Lyrics to "Dare to Ask Where the Road Leads

Jiang Dawei - Dare to Ask Where the Road Leads

You carry the burden, I lead the horse, ushering in the sunrise and sending off the evening sun.

Treading the bumps into the road, fighting against the hardships and dangers, setting off again, setting off again.

La ...... la ...... some tomato spring, fall, winter and summer. A scene of sweet and sour, bitter and spicy.

Dare to ask where the road is, the road is under the feet. You pick the burden, I hold the horse,

The mountain wading through the water on both shoulders frost flowers. The wind, clouds, thunder and lightning are all powerful,

All the way to the end of the world, to the end of the world, in a heroic song. La ...... la ......

One after another, spring, fall, winter and summer. A scene of sweet and sour.

Dare to ask where the road is, the road is under the feet. Dare to ask where the road is, the road is under the feet.
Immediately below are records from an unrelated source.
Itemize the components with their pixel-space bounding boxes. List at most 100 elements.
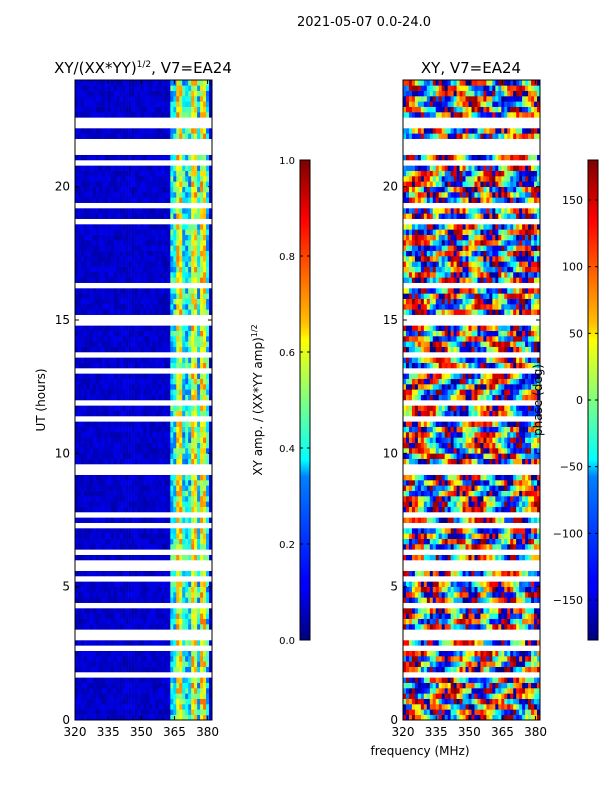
amp-cell (140, 437, 144, 443)
amp-cell (200, 650, 204, 657)
amp-cell (164, 384, 168, 390)
amp-cell (80, 330, 85, 337)
amp-cell (107, 501, 112, 507)
amp-cell (122, 192, 126, 198)
amp-cell (194, 506, 198, 513)
amp-cell (161, 581, 165, 587)
amp-flag-row (75, 464, 212, 470)
amp-cell (146, 325, 150, 331)
amp-cell (80, 240, 85, 246)
phase-cell (480, 682, 484, 689)
amp-cell (113, 341, 117, 347)
amp-cell (86, 458, 91, 465)
amp-cell (158, 128, 162, 134)
phase-cell (432, 666, 437, 673)
amp-cell (167, 176, 171, 182)
amp-cell (164, 272, 168, 278)
amp-cell (95, 293, 100, 299)
amp-cell (197, 128, 201, 134)
amp-cell (101, 624, 106, 630)
amp-cell (188, 250, 192, 257)
amp-cell (116, 272, 120, 278)
phase-cell (447, 650, 451, 657)
amp-cell (209, 501, 213, 507)
amp-flag-row (75, 576, 212, 582)
amp-cell (152, 544, 156, 550)
amp-cell (182, 325, 186, 331)
amp-cell (206, 346, 210, 353)
amp-cell (167, 106, 171, 113)
amp-cell (158, 592, 162, 598)
amp-cell (75, 618, 79, 625)
amp-cell (92, 405, 97, 411)
amp-cell (101, 709, 106, 715)
amp-cell (152, 682, 156, 689)
amp-cell (113, 266, 117, 273)
amp-cell (75, 197, 79, 203)
amp-cell (182, 234, 186, 241)
amp-cell (131, 704, 135, 710)
phase-cell (534, 693, 538, 699)
amp-cell (143, 538, 147, 545)
amp-cell (89, 384, 94, 390)
amp-cell (209, 208, 213, 214)
amp-cell (80, 640, 85, 646)
amp-cell (98, 96, 103, 102)
amp-cell (107, 90, 112, 97)
amp-cell (92, 480, 97, 486)
amp-cell (173, 496, 177, 502)
amp-cell (113, 186, 117, 193)
phase-cell (432, 704, 437, 710)
amp-cell (146, 650, 150, 657)
phase-cell (531, 666, 535, 673)
amp-cell (95, 592, 100, 598)
amp-cell (191, 90, 195, 97)
amp-cell (107, 240, 112, 246)
amp-cell (209, 325, 213, 331)
phase-cell (417, 656, 422, 662)
amp-cell (209, 714, 213, 721)
amp-cell (149, 714, 153, 721)
amp-cell (143, 528, 147, 534)
amp-cell (98, 650, 103, 657)
amp-cell (173, 101, 177, 107)
amp-cell (107, 330, 112, 337)
amp-cell (161, 362, 165, 369)
amp-cell (101, 197, 106, 203)
amp-cell (86, 304, 91, 310)
amp-cell (194, 336, 198, 342)
amp-cell (209, 533, 213, 539)
amp-cell (137, 170, 141, 177)
amp-cell (110, 389, 115, 395)
amp-cell (170, 458, 174, 465)
amp-cell (104, 448, 109, 454)
amp-cell (75, 362, 79, 369)
amp-cell (188, 298, 192, 305)
amp-cell (98, 256, 103, 262)
amp-cell (203, 186, 207, 193)
amp-cell (143, 624, 147, 630)
phase-cell (519, 656, 523, 662)
amp-cell (146, 442, 150, 449)
amp-cell (155, 682, 159, 689)
amp-cell (101, 224, 106, 230)
amp-cell (131, 341, 135, 347)
amp-cell (80, 442, 85, 449)
amp-cell (161, 704, 165, 710)
amp-cell (209, 586, 213, 593)
amp-cell (83, 373, 88, 379)
amp-cell (158, 213, 162, 219)
amp-cell (143, 506, 147, 513)
amp-cell (191, 426, 195, 433)
amp-cell (86, 640, 91, 646)
amp-cell (107, 677, 112, 683)
amp-cell (197, 106, 201, 113)
amp-cell (146, 682, 150, 689)
amp-cell (86, 474, 91, 481)
amp-cell (179, 394, 183, 401)
amp-cell (164, 538, 168, 545)
amp-cell (128, 85, 132, 91)
amp-cell (122, 698, 126, 705)
amp-cell (119, 378, 123, 385)
amp-cell (179, 389, 183, 395)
The song was composed as music for the 1986 version of the TV series Journey to the West; at the end of 1981, the deputy director of CCTV asked Yang Jie, who was then engaged in stage broadcasting, to organize a team and embark on the filming of Journey to the West. Various composers came and went, and Yang Jie asked each of them to write a piece of music, regardless of their fame; around the winter of 1983, Xu Jingqing, as the 10th candidate, started to write the music for the show; the song was intended to be used as an interlude, and was originally a masculine song.

Hsu Jingqing was sitting on a bus one day when he saw snowflakes flying outside the window and pedestrians rushing to get to the bus, when the melody popped into his head, so he immediately got off the bus and used a borrowed pencil to write down the melody "spring, fall, winter, and summer ......" on his cigarette case; when he got back, he sat down at his desk and wrote the melody down. When he got back to his desk, he spent about two hours to complete the song from the first line, "You carry the burden, I lead the horse", and only changed two notes two days later. Because the mainstream of music creation at that time was the need for ethnicity, Xu Jingqing deliberately added a three-string accompaniment to the arrangement.